Hours, Pay and Labor Costs
Another interesting set of data that in some ways might/ought to get more attention occasionally is hours worked. Along with pay and unit labor costs. As you can all three on our favor YoY% basis are synchronous and following similar patterns, e.g. they all show the last recession with slight differences in timing. Just to put it back in context with our regular quarterly payroll and GDP analysis the bottom chart compares Hours, GDP and Employment. Notice that while GDP is slowing but definitely NOT in a recession as yet that Employment has been slowing at an increasing rate and Hours even more so. Circling back to the top ask yourself would Pay and ULC also be showing downturns if a) the employment market was tight ? And if b) inflation was about to be a structural problem ? That's one bet, based on deeply informed analysis, that the Fed is winning.
Initial vs Continuing Jobless Claims
The data series that really got all the koolaid drinkers excited this last week, and led to the big run in the markets supposedly on Th., was initial unemployment claims. They did go down on a weekly basis. But when you look at the timing and patterns, again, you see them rising rather rapidly on both an absolute numbers and YoY% basis. BtW, a small whine :).

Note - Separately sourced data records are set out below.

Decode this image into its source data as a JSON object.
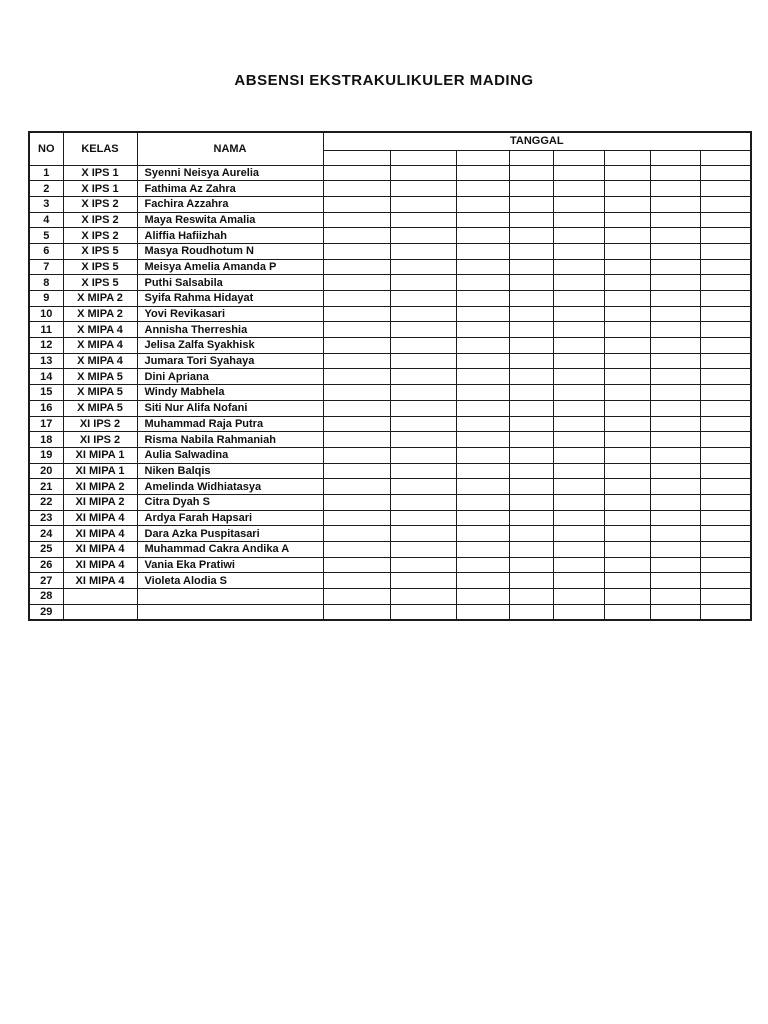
{
  "document": {
    "title": "ABSENSI EKSTRAKULIKULER MADING"
  },
  "colors": {
    "background": "#ffffff",
    "text": "#111111",
    "border": "#1c1c1c"
  },
  "table": {
    "headers": {
      "no": "NO",
      "kelas": "KELAS",
      "nama": "NAMA",
      "tanggal": "TANGGAL"
    },
    "date_columns": 8,
    "rows": [
      {
        "no": "1",
        "kelas": "X IPS 1",
        "nama": "Syenni Neisya Aurelia"
      },
      {
        "no": "2",
        "kelas": "X IPS 1",
        "nama": "Fathima Az Zahra"
      },
      {
        "no": "3",
        "kelas": "X IPS 2",
        "nama": "Fachira Azzahra"
      },
      {
        "no": "4",
        "kelas": "X IPS 2",
        "nama": "Maya Reswita Amalia"
      },
      {
        "no": "5",
        "kelas": "X IPS 2",
        "nama": "Aliffia Hafiizhah"
      },
      {
        "no": "6",
        "kelas": "X IPS 5",
        "nama": "Masya Roudhotum N"
      },
      {
        "no": "7",
        "kelas": "X IPS 5",
        "nama": "Meisya Amelia Amanda P"
      },
      {
        "no": "8",
        "kelas": "X IPS 5",
        "nama": "Puthi Salsabila"
      },
      {
        "no": "9",
        "kelas": "X MIPA 2",
        "nama": "Syifa Rahma Hidayat"
      },
      {
        "no": "10",
        "kelas": "X MIPA 2",
        "nama": "Yovi Revikasari"
      },
      {
        "no": "11",
        "kelas": "X MIPA 4",
        "nama": "Annisha Therreshia"
      },
      {
        "no": "12",
        "kelas": "X MIPA 4",
        "nama": "Jelisa Zalfa Syakhisk"
      },
      {
        "no": "13",
        "kelas": "X MIPA 4",
        "nama": "Jumara Tori Syahaya"
      },
      {
        "no": "14",
        "kelas": "X MIPA 5",
        "nama": "Dini Apriana"
      },
      {
        "no": "15",
        "kelas": "X MIPA 5",
        "nama": "Windy Mabhela"
      },
      {
        "no": "16",
        "kelas": "X MIPA 5",
        "nama": "Siti Nur Alifa Nofani"
      },
      {
        "no": "17",
        "kelas": "XI IPS 2",
        "nama": "Muhammad Raja Putra"
      },
      {
        "no": "18",
        "kelas": "XI IPS 2",
        "nama": "Risma Nabila Rahmaniah"
      },
      {
        "no": "19",
        "kelas": "XI MIPA 1",
        "nama": "Aulia Salwadina"
      },
      {
        "no": "20",
        "kelas": "XI MIPA 1",
        "nama": "Niken Balqis"
      },
      {
        "no": "21",
        "kelas": "XI MIPA 2",
        "nama": "Amelinda Widhiatasya"
      },
      {
        "no": "22",
        "kelas": "XI MIPA 2",
        "nama": "Citra Dyah S"
      },
      {
        "no": "23",
        "kelas": "XI MIPA 4",
        "nama": "Ardya Farah Hapsari"
      },
      {
        "no": "24",
        "kelas": "XI MIPA 4",
        "nama": "Dara Azka Puspitasari"
      },
      {
        "no": "25",
        "kelas": "XI MIPA 4",
        "nama": "Muhammad Cakra Andika A"
      },
      {
        "no": "26",
        "kelas": "XI MIPA 4",
        "nama": "Vania Eka Pratiwi"
      },
      {
        "no": "27",
        "kelas": "XI MIPA 4",
        "nama": "Violeta Alodia S"
      },
      {
        "no": "28",
        "kelas": "",
        "nama": ""
      },
      {
        "no": "29",
        "kelas": "",
        "nama": ""
      }
    ]
  }
}
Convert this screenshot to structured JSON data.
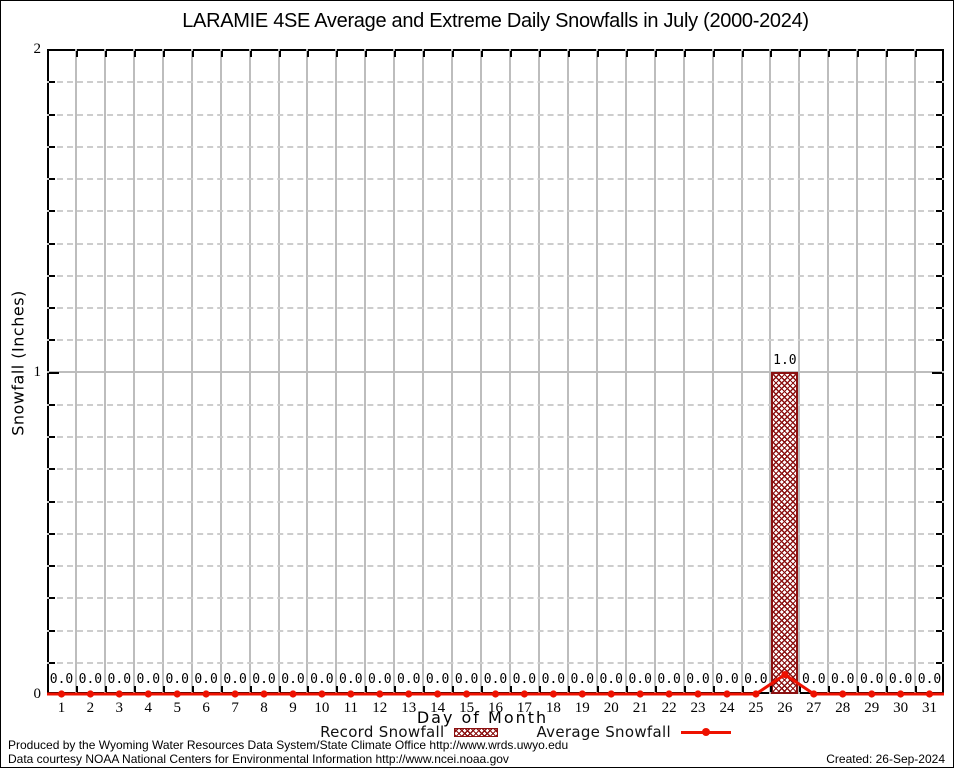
{
  "title": "LARAMIE 4SE Average and Extreme Daily Snowfalls in July (2000-2024)",
  "legend": {
    "items": [
      {
        "label": "Record Snowfall",
        "sample": "hatch-box"
      },
      {
        "label": "Average Snowfall",
        "sample": "line-marker"
      }
    ]
  },
  "footer": {
    "line1": "Produced by the Wyoming Water Resources Data System/State Climate Office http://www.wrds.uwyo.edu",
    "line2": "Data courtesy NOAA National Centers for Environmental Information http://www.ncei.noaa.gov",
    "created": "Created: 26-Sep-2024"
  },
  "colors": {
    "bar_hatch": "#8b1111",
    "bar_border": "#8b1111",
    "line": "#ee1100",
    "grid_major": "#bdbdbd",
    "grid_minor": "#cdcdcd"
  },
  "chart_data": {
    "type": "bar",
    "title": "LARAMIE 4SE Average and Extreme Daily Snowfalls in July (2000-2024)",
    "xlabel": "Day of Month",
    "ylabel": "Snowfall (Inches)",
    "x": [
      1,
      2,
      3,
      4,
      5,
      6,
      7,
      8,
      9,
      10,
      11,
      12,
      13,
      14,
      15,
      16,
      17,
      18,
      19,
      20,
      21,
      22,
      23,
      24,
      25,
      26,
      27,
      28,
      29,
      30,
      31
    ],
    "ylim": [
      0,
      2
    ],
    "y_major_ticks": [
      0,
      1,
      2
    ],
    "y_minor_step": 0.1,
    "grid": true,
    "legend_position": "bottom",
    "series": [
      {
        "name": "Record Snowfall",
        "type": "bar",
        "values": [
          0.0,
          0.0,
          0.0,
          0.0,
          0.0,
          0.0,
          0.0,
          0.0,
          0.0,
          0.0,
          0.0,
          0.0,
          0.0,
          0.0,
          0.0,
          0.0,
          0.0,
          0.0,
          0.0,
          0.0,
          0.0,
          0.0,
          0.0,
          0.0,
          0.0,
          1.0,
          0.0,
          0.0,
          0.0,
          0.0,
          0.0
        ]
      },
      {
        "name": "Average Snowfall",
        "type": "line",
        "values": [
          0,
          0,
          0,
          0,
          0,
          0,
          0,
          0,
          0,
          0,
          0,
          0,
          0,
          0,
          0,
          0,
          0,
          0,
          0,
          0,
          0,
          0,
          0,
          0,
          0,
          0.06,
          0,
          0,
          0,
          0,
          0
        ]
      }
    ],
    "value_labels": [
      "0.0",
      "0.0",
      "0.0",
      "0.0",
      "0.0",
      "0.0",
      "0.0",
      "0.0",
      "0.0",
      "0.0",
      "0.0",
      "0.0",
      "0.0",
      "0.0",
      "0.0",
      "0.0",
      "0.0",
      "0.0",
      "0.0",
      "0.0",
      "0.0",
      "0.0",
      "0.0",
      "0.0",
      "0.0",
      "1.0",
      "0.0",
      "0.0",
      "0.0",
      "0.0",
      "0.0"
    ]
  }
}
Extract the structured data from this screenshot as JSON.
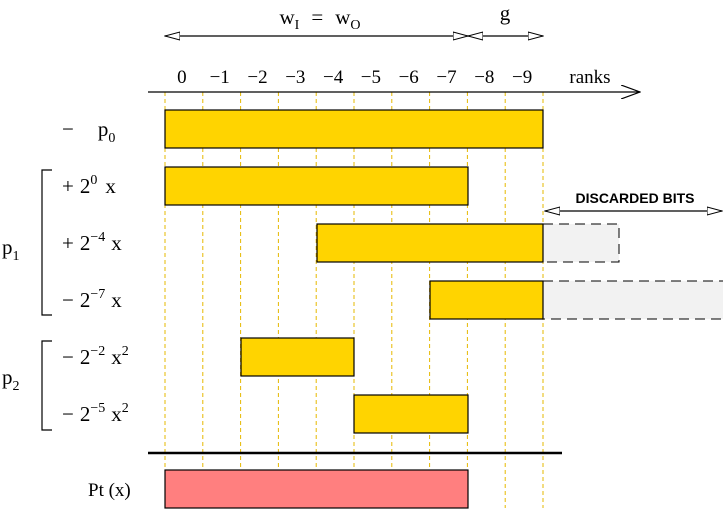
{
  "header": {
    "width_label": {
      "left": "w",
      "left_sub": "I",
      "eq": "=",
      "right": "w",
      "right_sub": "O"
    },
    "guard_label": "g",
    "rank_labels": [
      "0",
      "−1",
      "−2",
      "−3",
      "−4",
      "−5",
      "−6",
      "−7",
      "−8",
      "−9"
    ],
    "ranks_label": "ranks"
  },
  "rows": [
    {
      "id": "p0",
      "sign": "−",
      "coef_base": "",
      "coef_exp": "",
      "var": "p",
      "var_sub": "0",
      "var_exp": ""
    },
    {
      "id": "p1a",
      "sign": "+",
      "coef_base": "2",
      "coef_exp": "0",
      "var": "x",
      "var_sub": "",
      "var_exp": ""
    },
    {
      "id": "p1b",
      "sign": "+",
      "coef_base": "2",
      "coef_exp": "−4",
      "var": "x",
      "var_sub": "",
      "var_exp": ""
    },
    {
      "id": "p1c",
      "sign": "−",
      "coef_base": "2",
      "coef_exp": "−7",
      "var": "x",
      "var_sub": "",
      "var_exp": ""
    },
    {
      "id": "p2a",
      "sign": "−",
      "coef_base": "2",
      "coef_exp": "−2",
      "var": "x",
      "var_sub": "",
      "var_exp": "2"
    },
    {
      "id": "p2b",
      "sign": "−",
      "coef_base": "2",
      "coef_exp": "−5",
      "var": "x",
      "var_sub": "",
      "var_exp": "2"
    }
  ],
  "groups": {
    "p1": {
      "name": "p",
      "sub": "1"
    },
    "p2": {
      "name": "p",
      "sub": "2"
    }
  },
  "discarded_label": "DISCARDED BITS",
  "result": {
    "label": "Pt (x)"
  },
  "colors": {
    "bar_fill": "#ffd400",
    "result_fill": "#ff7f7f",
    "discarded_fill": "#f2f2f2",
    "guide_line": "#e6b800"
  }
}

This is weekly data and it took a fair amount of effort to convert it to monthly and quarterly data so you won't find this indicator presented in many other places; none that we are aware of ! The really interesting thing, to us, was that on this much longer time frame initial and continuing claims are nearly identical on a YoY basis BUT....on a numbers basis there's a clear and fascinating anomaly where Continuing Claims have remained MUCH higher than initial claims during the last several years. This is consistent with our long-held views and arguments that this has been a very...very weak recovery where growth never achieved organic takeoff. It also explains the sense of malaise you find among voters that's built up so rapidly. Yet another Boiling Frog syndrome.
Employment, Hours and Unemployment
Now to the baxx-buster...the one that cause the markets to panic as the veils of cognitive dissonance got swept away a little, though not completely. Nor, as we believe, consistently in the sense of there aren't any real surprises here if you've had the right filters and dashboards in place. The top chart is quarterly YoY% changes in Employment, the Hours Worked Index and Unemployment (on a reverse scale note). The bottom is monthly for Employment and Unemployment. Unemployment jumped big time from 11% to ~24% YoY ! OUCH. But again what would appear to us to be right along the trend. Which again, is a downtrend that's accelerating.